Failure Modes / Tools / Tool Argument Error

Tool Argument Error

Calls a tool with arguments that are malformed, incomplete, unauthorized, stale, poorly scoped, or semantically wrong for the intended operation. Unlike Wrong Tool Selection, the chosen tool may be appropriate while the call parameters are not. Unlike JSON/Schema Failure, the malformed structure is sent to a tool rather than returned as final output.

Examples

FAIL

Plausible value invented

The model doesn't know the customer's ID, so the argument slot gets filled with a fabricated one that looks right — and silently operates on the wrong account.

User: Pull up the subscription details for Meridian Labs. Tool: get_subscription(customer_id="cust_meridian_001") → returns a different company that happens to own that ID Assistant: Meridian Labs is on the Starter plan at $49/month.
FAIL

Stale value replayed

The deploy target was switched mid-session, but the model copies the argument from an earlier call instead of the current state.

User: Actually, deploy to the EU cluster instead — we just discussed this. Assistant: Deploying now. Tool: deploy(cluster="us-east-1") → deployed [… the argument was copied from the previous deploy call, not the updated instruction …]
WARN

Missing parameter guessed silently

A required scope was never specified, and instead of asking, the model picks a default that happens to be far broader than intended.

User: Grant the contractor access to the project. Tool: grant_access(user="contractor@ext.com", scope="org-admin") Assistant: Done — access granted.
PASS

Unknown value looked up, not guessed

The model treats the ID as something to resolve, not generate, and confirms the ambiguous scope before the call.

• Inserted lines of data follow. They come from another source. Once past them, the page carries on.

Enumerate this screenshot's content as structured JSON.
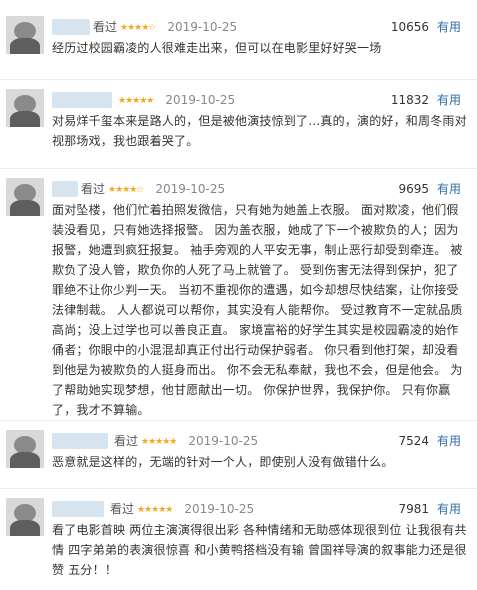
{
  "reviews": [
    {
      "seen": "看过",
      "stars": "★★★★☆",
      "date": "2019-10-25",
      "votes": "10656",
      "useful": "有用",
      "text": "经历过校园霸凌的人很难走出来，但可以在电影里好好哭一场"
    },
    {
      "seen": "看过",
      "stars": "★★★★★",
      "date": "2019-10-25",
      "votes": "11832",
      "useful": "有用",
      "text": "对易烊千玺本来是路人的，但是被他演技惊到了…真的，演的好，和周冬雨对视那场戏，我也跟着哭了。"
    },
    {
      "seen": "看过",
      "stars": "★★★★☆",
      "date": "2019-10-25",
      "votes": "9695",
      "useful": "有用",
      "text": "面对坠楼，他们忙着拍照发微信，只有她为她盖上衣服。 面对欺凌，他们假装没看见，只有她选择报警。 因为盖衣服，她成了下一个被欺负的人；因为报警，她遭到疯狂报复。 袖手旁观的人平安无事，制止恶行却受到牵连。 被欺负了没人管，欺负你的人死了马上就管了。 受到伤害无法得到保护，犯了罪绝不让你少判一天。 当初不重视你的遭遇，如今却想尽快结案，让你接受法律制裁。 人人都说可以帮你，其实没有人能帮你。 受过教育不一定就品质高尚；没上过学也可以善良正直。 家境富裕的好学生其实是校园霸凌的始作俑者；你眼中的小混混却真正付出行动保护弱者。 你只看到他打架，却没看到他是为被欺负的人挺身而出。 你不会无私奉献，我也不会，但是他会。 为了帮助她实现梦想，他甘愿献出一切。 你保护世界，我保护你。 只有你赢了，我才不算输。"
    },
    {
      "seen": "看过",
      "stars": "★★★★★",
      "date": "2019-10-25",
      "votes": "7524",
      "useful": "有用",
      "text": "恶意就是这样的，无端的针对一个人，即使别人没有做错什么。"
    },
    {
      "seen": "看过",
      "stars": "★★★★★",
      "date": "2019-10-25",
      "votes": "7981",
      "useful": "有用",
      "text": "看了电影首映 两位主演演得很出彩 各种情绪和无助感体现很到位 让我很有共情 四字弟弟的表演很惊喜 和小黄鸭搭档没有输 曾国祥导演的叙事能力还是很赞 五分！！"
    }
  ]
}
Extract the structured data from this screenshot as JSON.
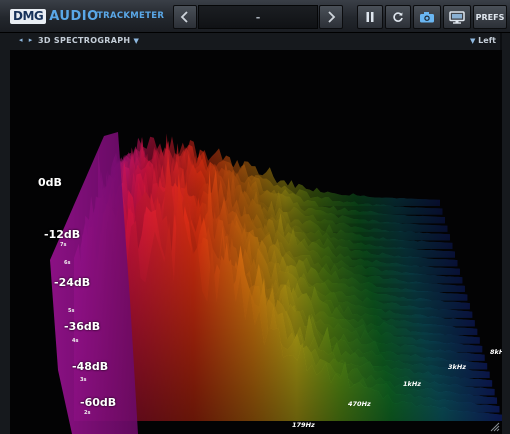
{
  "brand": {
    "logo_left": "DMG",
    "logo_right": "AUDIO",
    "product": "TRACKMETER"
  },
  "toolbar": {
    "prev_icon": "chevron-left-icon",
    "preset_value": "-",
    "next_icon": "chevron-right-icon",
    "pause_icon": "pause-icon",
    "reset_icon": "refresh-icon",
    "snapshot_icon": "camera-icon",
    "display_icon": "monitor-icon",
    "prefs_label": "PREFS"
  },
  "view": {
    "nav_arrows": "◂ ▸",
    "mode": "3D SPECTROGRAPH",
    "channel": "Left"
  },
  "axes": {
    "db_ticks": [
      "0dB",
      "-12dB",
      "-24dB",
      "-36dB",
      "-48dB",
      "-60dB"
    ],
    "time_ticks": [
      "7s",
      "6s",
      "5s",
      "4s",
      "3s",
      "2s"
    ],
    "freq_ticks": [
      "179Hz",
      "470Hz",
      "1kHz",
      "3kHz",
      "8kH"
    ]
  },
  "colors": {
    "accent": "#5aa8e8",
    "background": "#030304"
  }
}
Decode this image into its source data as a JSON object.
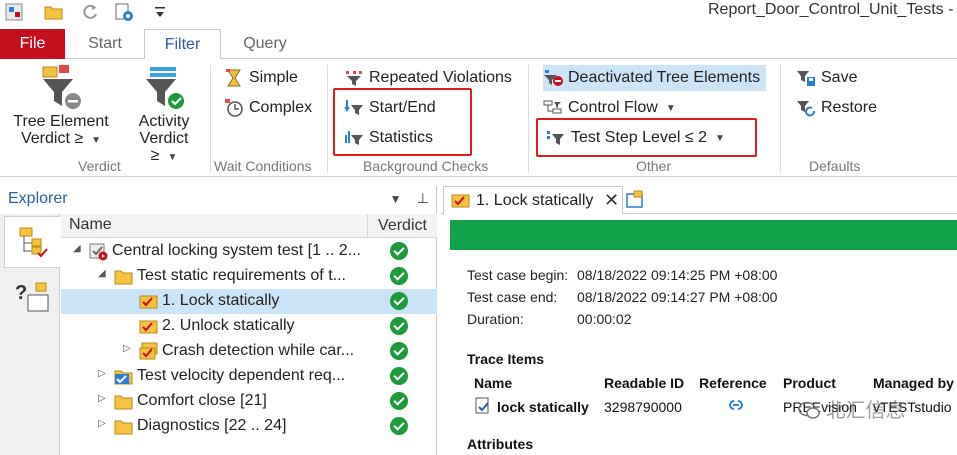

User: Pull up the subscription details for Meridian Labs. Tool: search_customers("Meridian Labs") → cust_8842 Tool: get_subscription(customer_id="cust_8842") → Enterprise, $2,400/month Assistant: Meridian Labs (cust_8842) is on Enterprise at $2,400/month.

Why it happens

01

Arguments are generated by the same next-token process that hallucinates facts. When the model does not know a value, it fills in a plausible-looking one, producing fabricated IDs, paths, and parameters (Patil et al., 2023, "Gorilla: Large Language Model Connected with Massive APIs").

02

Schema enforcement constrains syntax, not semantics. Constrained decoding can guarantee well-formed JSON while doing nothing to verify that a file exists, an ID is current, or a scope is appropriate.

03

Values must often be copied from earlier in a long transcript, and retrieval from the middle of a long context is unreliable. The model grabs a similar-looking value from the wrong place or misreads the right one (Liu et al., 2023, "Lost in the Middle: How Language Models Use Long Contexts").

04

Conversation state changes as a task progresses, but the model has no mechanism marking which earlier values are stale. Arguments correct at one step get replayed after the underlying state has moved on.

05

Preference tuning discourages pausing to ask questions, so when a required parameter is missing or ambiguous the model guesses rather than requesting clarification.

06

Tool specifications themselves are often underdocumented, with ambiguous parameter names, unstated units, or silent defaults. The model inherits every gap in the spec as a guessing problem.

Detection Approaches

Categories of checks that can identify the issue. These are strategies, not specific implementations.

🔗

Argument provenance checking

Trace each argument value back to its source — a user statement, a prior tool result, or the tool spec's documented default. A customer_id that appears nowhere upstream is fabricated; a cluster name that matches an early turn but not the latest correction is stale. Both are detectable from the transcript without knowing the right answer.

⚖️

LLM-as-judge evaluation

Have the judge compare each call's arguments against the current conversation state, flagging values guessed where the user never specified them — especially silently chosen defaults, like an org-admin scope where the request implied something far narrower.

🧪

Golden-set evals

Build tasks where required values must be resolved by lookup rather than generated, and tasks that change a parameter mid-session, then score the arguments of each call rather than the well-formedness of the JSON. Schema-valid calls carrying wrong values are exactly the cases worth counting.

Mitigation Approaches

High-level reliability strategies that reduce how often this failure occurs.

🔎

Tool-backed lookup

Make identifiers things the model resolves, never generates — provide search and resolve tools beside the operational ones, and instruct that any ID, path, or account reference must come from a lookup result or the user's own words. Arguments come from the same next-token process that hallucinates facts, and cust_meridian_001 looked exactly as plausible as the real ID.

🗃️

Explicit state tracking

Hold current parameter values — the deploy target, the active customer, the working directory — in a structured state block that updates when the user changes them, and have calls draw from it rather than from transcript recall. The us-east-1 replay happened because the correction lived mid-context where retrieval is weakest; a maintained current-values table has no stale copy to grab.

🔁

Validate-and-retry loops

Validate arguments semantically at the boundary before execution — does the ID exist, is the file present, is the scope plausible for the request — and treat missing required parameters as errors rather than slots for silent defaults. An org-admin grant where the request named one contractor should fail the width check, not succeed quietly.